# Bikini model



## JaimeGibb (Sep 15, 2008)

1. 
	

	
	
		
		

		
			





2. 
	

	
	
		
		

		
		
	


	




3. 
	

	
	
		
		

		
		
	


	




I know number 2 is a tad bright on parts, that was on purpose.
Feel free to give me any other fun edits if you feel up to it!


----------



## LAW2 (Sep 16, 2008)

I can't comment on the poses because that is my weakest skill. The highlights on the skin are all too bright for me and my monitor. 
I am not a pro or expert these are only the things that I would have tried. 

#1 - I would have tried rotating her and yourself counter clockwise so less sun would have kissed her right side. Lens flare could become a problem though looking at the shadow. Nice use of a reflector. Was it a different color than white? Maybe moving the refelctor closer to the camera's axis? Cropped from the left more to get her out of the center.

#2 - for a bikini shot I only see the top. I am assuming its more of a commercial shoot for the suits. As you said bright but on purpose. Anything you can do to even out the size of the eyes? Maybe turn her left shoulder away from camera?

#3 - my favorite. Pretty girl. Tough lighting situation, very contrasty. Shadows are distracting and exposure is high.


----------



## Tiberius47 (Sep 16, 2008)

Try using off camera flash if you can.  In #1 there are blown out highlights.  if you had a flash off at camera right, you could decrease the ambient exposure and use the flash to keep the subject lit.


----------



## fotokman (Sep 16, 2008)

Id use a tad bit of the liquify tool. not saying that to be mean.


----------



## JaimeGibb (Sep 16, 2008)

Yes it was a very contrasty situation, we should have gotten out there a bit earlier than we did!!

I did have a giant reflector, a gold one, and another photographer I am working with that held it and controled it. As for off-camera flash, still working on getting the equipment I need for that!! I have a speedlight but not the wire for it.
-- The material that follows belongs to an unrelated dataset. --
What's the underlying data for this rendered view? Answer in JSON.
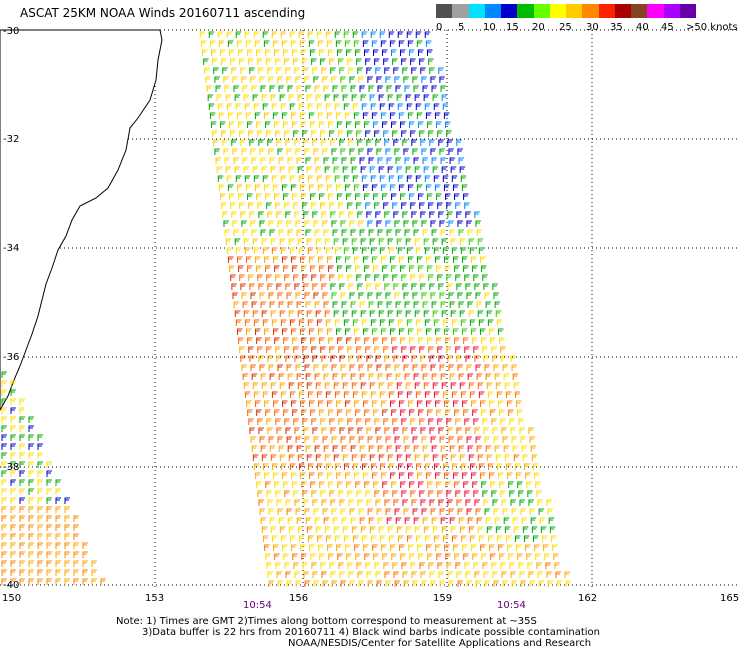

Fotokman, just out of curiosity, where would you liquify? I can't find any part of her body that needs any smoothing, haha. She is so tight and toned.


----------



## Sinister_kid (Oct 16, 2008)

They look good.. but like others said a tad bit bright in some parts. But shes a cutie so it works out


----------



## Funky (Oct 16, 2008)

Alrighty then, from what Ive learnt over the years, when your shooting a model you try your hardest to negate any shadow he/she might be casting on them self, like in picture number 3, he arm is coming up and casting a shadow across her chest. shooting in the morning or evening would solve the problems with these pictures (harsh shadows and blown out background) over all they're good.


----------



## JaimeGibb (Oct 16, 2008)

Wow thanks for the comments guys!!

I will redirect a little of the blame on this one   I was shooting with another photographer who chose the location and time. We started at 8am, but by 9:30 it was so bright and contrasty, I assumed we had to be done. But he kept saying, "Nah, why quite now? We have till 11. Keep going." I was like...11? Seriously? I forced quit by 10:30  

I usually like to start at sun-up, or 2 hours before sun-down. That third shot there was definitely shot later in the morning, but it was so cute I wanted to see what I could do with it. Should I trash it? It's the models favorite...


----------



## Funky (Oct 17, 2008)

unless you're trying to get them into a magazine or gallery, don't trash anything, if you or someone else likes it, thats what matters. they're generally decent pictures so keep em, and hone your skills, i know i need to =D


----------



## youbetcha1018 (Oct 17, 2008)

Your model is pretty and this is shown only on photo number 3.


----------



## JaimeGibb (Oct 17, 2008)

Here is another that I PPed a lot more. The light was hitting her better and her skin looks so golden. ny better than the first three?


----------



## wchua24 (Oct 17, 2008)

the last is better skin tone color really is shown here.


----------



## Funky (Oct 17, 2008)

see i dont know what to say about that last one you posted, the skin tones are good but you can tell its all reflector because of the blown out highlight on the back, her skin is a little too orange for the bright white natural light thats falling on the rock and her back.


----------



## JaimeGibb (Oct 17, 2008)

Hmm I see what you are saying funky. You are right, big gold reflector. I was questioning whether or not it was too orange.


----------



## Funky (Oct 17, 2008)

shooting models outside is really hard, white sheets are your friend when it comes down to it for me, make a big PVC frame and put a sheet in it, it really helps to soften the light and it costs like 15 bucks =D gold reflectors are OK, but i find if your trying to throw a fill light on a subject (like with a reflector...i guess?) you want to reflect light as close to the natural light thats in the scene, thats why the gold side of my reflector hasnt seen much sun. you cal always warm skin up in photoshop haha


----------



## dokis (Nov 13, 2008)

Overall - a good photo.


----------



## mooney101 (Nov 14, 2008)

Those blow out highlights are really bothering me. But defiantly some good shots otherwise.


----------



## visualpoetry (Nov 18, 2008)

I dont like the pose in the first shot. But, besides that the photos look good. Her skin needs a little attention in the 3rd image.


----------



## Gsurf1029 (Nov 18, 2008)

just a side tip from a model here:

if you shoot models again, try to have them close their eyes and on the count of 3 open. as your eyes get tired, the less dominant  eye becomes much weaker, causing the odd one eye squint. the 1 2 3 works wonders.

cool shots!


----------